Servidor fazia horas extras para custear faculdade do filho

Ao recordar a trajetória de Ricardo Amaro de Lima, Alexandre Xepa destacou o comprometimento do servidor com o trabalho e revelou um detalhe que, horas depois, ganhou um significado ainda mais impactante diante da evolução das investigações.

Segundo o prefeito, Ricardo costumava trabalhar aos sábados, domingos e realizar horas extras para conseguir pagar a faculdade do filho.

“O Ricardo era uma pessoa que fazia hora extra no sábado e no domingo para pagar a faculdade do filho”, relatou.

Posteriormente, a Polícia confirmou que o próprio filho adotivo da vítima, Ricardo Amaro de Lima Filho, de 18 anos, estudante aprovado no curso de Engenharia Civil da Universidade Federal de Santa Catarina (UFSC), confessou ter planejado e executado o crime.

Xepa ressaltou ainda que, apesar de atuar havia pouco tempo na Prefeitura de Itapema, Ricardo era reconhecido pelo empenho e dedicação ao serviço público.

Prefeito elogiou atuação das forças de segurança

Durante a entrevista, o prefeito também destacou a rápida mobilização das equipes policiais nas primeiras horas da ocorrência.

Segundo ele, a Polícia Militar conseguiu recuperar uma das motocicletas levadas da residência e prender dois suspeitos. Na ocasião, Alexandre Xepa informou que seguiria para a Delegacia de Polícia Civil de Itapema para acompanhar o andamento das investigações.

“É um momento de muita tristeza para a família e para todos que conheciam o Ricardo. Agora esperamos que todos os esclarecimentos sejam apresentados”, declarou.

Ricardo Amaro de Lima foi encontrado morto dentro da casa onde morava, localizada na Rua 416, em Itapema. A vítima apresentava ferimentos provocados por arma branca e sinais de estrangulamento. A ocorrência teve início após um chamado ao Centro de Operações da Polícia Militar (COPOM) informando um possível roubo em andamento, motivo pelo qual o caso foi inicialmente tratado como latrocínio.

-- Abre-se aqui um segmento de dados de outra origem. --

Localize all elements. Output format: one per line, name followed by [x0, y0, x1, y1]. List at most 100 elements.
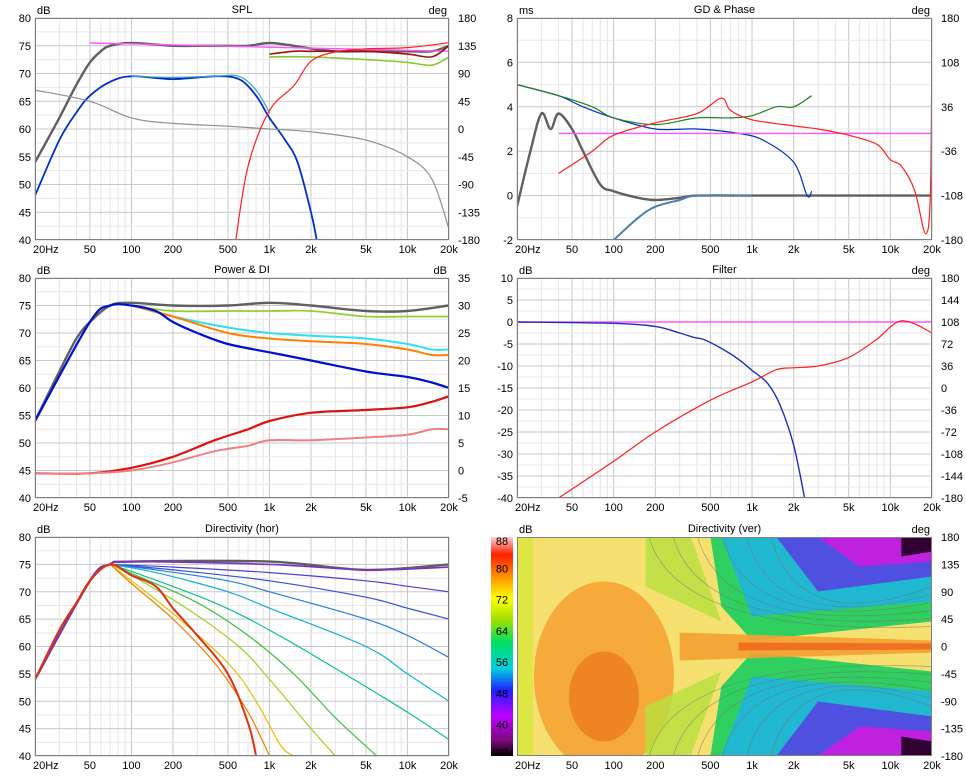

Entretanto, poucas horas depois, as investigações apontaram outro cenário. O filho adotivo da vítima confessou à Polícia que planejou e executou o homicídio com a ajuda de um amigo, de 20 anos, que também foi preso.

De acordo com a investigação, um terceiro suspeito, identificado como Guilherme da Rosa Soares, de 20 anos, permanece foragido. Ele teria deixado o imóvel levando uma das duas motocicletas da família. Um dos veículos já foi recuperado pelas forças de segurança.

A Polícia Civil segue investigando o caso para esclarecer toda a dinâmica do crime e definir a participação individual de cada um dos envolvidos.